E, enquanto isso, observava seus colegas de Slytherin. Qual deles seria seu "Plebeu"? Qual deles seria aquele que iluminou suas férias de verão com tantas cartas, carregadas de amor e poesia, fazendo com que passasse a admirar mais a lua cheia que a crescente? Tinha certeza, não era Avery, ele não tinha intelecto para tanto. Lestrange, talvez... Ou mesmo Malfoy. Nott... Rosier... Ou não, talvez seu "Plebeu" fosse de outra casa. Um Ravenclaw, talvez? Ou um Hufflepuff? Ou, Salazar a guardasse, um asqueroso Gryffindor? Bem... E se fosse? Não pretendia casar-se com seu poeta, mas conhecê-lo, recompensá-lo por fazê-la feliz... Ao menos pela noite que ele tanto desejava.

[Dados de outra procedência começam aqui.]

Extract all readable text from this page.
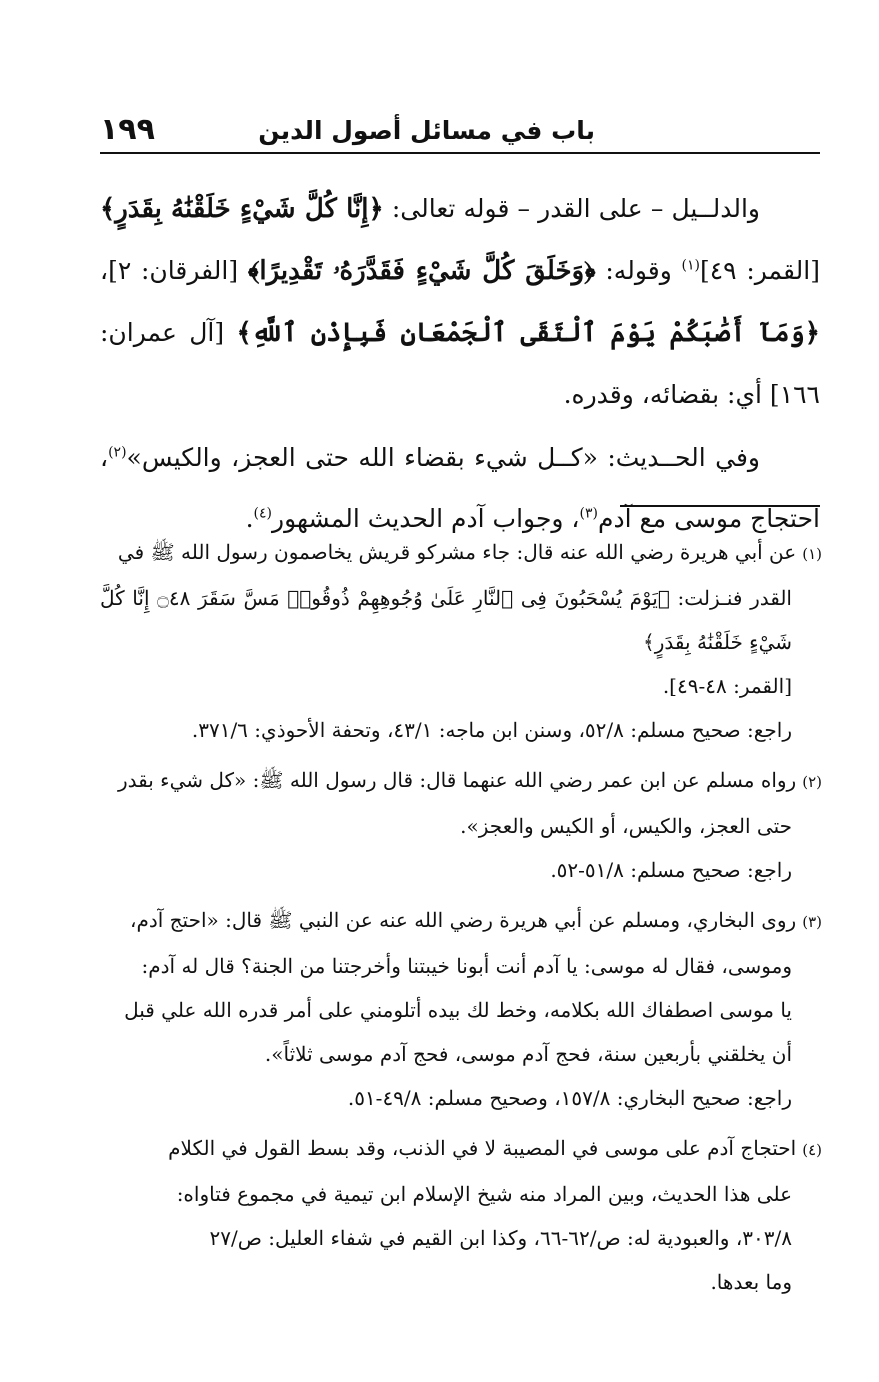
١٩٩	باب في مسائل أصول الدين

والدلــيل – على القدر – قوله تعالى: ﴿إِنَّا كُلَّ شَيْءٍ خَلَقْنَٰهُ بِقَدَرٍ﴾ [القمر: ٤٩]$^{(١)}$ وقوله: ﴿وَخَلَقَ كُلَّ شَيْءٍ فَقَدَّرَهُۥ تَقْدِيرًا﴾ [الفرقان: ٢]، ﴿وَمَآ أَصَٰبَكُمْ يَوْمَ ٱلْتَقَى ٱلْجَمْعَانِ فَبِإِذْنِ ٱللَّهِ﴾ [آل عمران: ١٦٦] أي: بقضائه، وقدره.

وفي الحــديث: «كــل شيء بقضاء الله حتى العجز، والكيس»$^{(٢)}$، احتجاج موسى مع آدم$^{(٣)}$، وجواب آدم الحديث المشهور$^{(٤)}$.

(١)عن أبي هريرة رضي الله عنه قال: جاء مشركو قريش يخاصمون رسول الله ﷺ في
القدر فنـزلت: ﴿يَوْمَ يُسْحَبُونَ فِى ٱلنَّارِ عَلَىٰ وُجُوهِهِمْ ذُوقُوا۟ مَسَّ سَقَرَ ۝٤٨ إِنَّا كُلَّ شَيْءٍ خَلَقْنَٰهُ بِقَدَرٍ﴾
[القمر: ٤٨-٤٩].
راجع: صحيح مسلم: ٥٢/٨، وسنن ابن ماجه: ٤٣/١، وتحفة الأحوذي: ٣٧١/٦.
(٢)رواه مسلم عن ابن عمر رضي الله عنهما قال: قال رسول الله ﷺ: «كل شيء بقدر
حتى العجز، والكيس، أو الكيس والعجز».
راجع: صحيح مسلم: ٥١/٨-٥٢.
(٣)روى البخاري، ومسلم عن أبي هريرة رضي الله عنه عن النبي ﷺ قال: «احتج آدم،
وموسى، فقال له موسى: يا آدم أنت أبونا خيبتنا وأخرجتنا من الجنة؟ قال له آدم:
يا موسى اصطفاك الله بكلامه، وخط لك بيده أتلومني على أمر قدره الله علي قبل
أن يخلقني بأربعين سنة، فحج آدم موسى، فحج آدم موسى ثلاثاً».
راجع: صحيح البخاري: ١٥٧/٨، وصحيح مسلم: ٤٩/٨-٥١.
(٤)احتجاج آدم على موسى في المصيبة لا في الذنب، وقد بسط القول في الكلام
على هذا الحديث، وبين المراد منه شيخ الإسلام ابن تيمية في مجموع فتاواه:
٣٠٣/٨، والعبودية له: ص/٦٢-٦٦، وكذا ابن القيم في شفاء العليل: ص/٢٧
وما بعدها.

Se ela um dia despencar do céu
E se os pagantes exigirem bis
E se um arcanjo passar o chapéu
E se eu pudesse entrar na sua vida
"Encontre-me na Sala Precisa, à meia-noite. Tens junto à coruja uma capa da invisibilidade que consegui emprestada por hoje, para que Filch não a encontre. Leve nossa rosa."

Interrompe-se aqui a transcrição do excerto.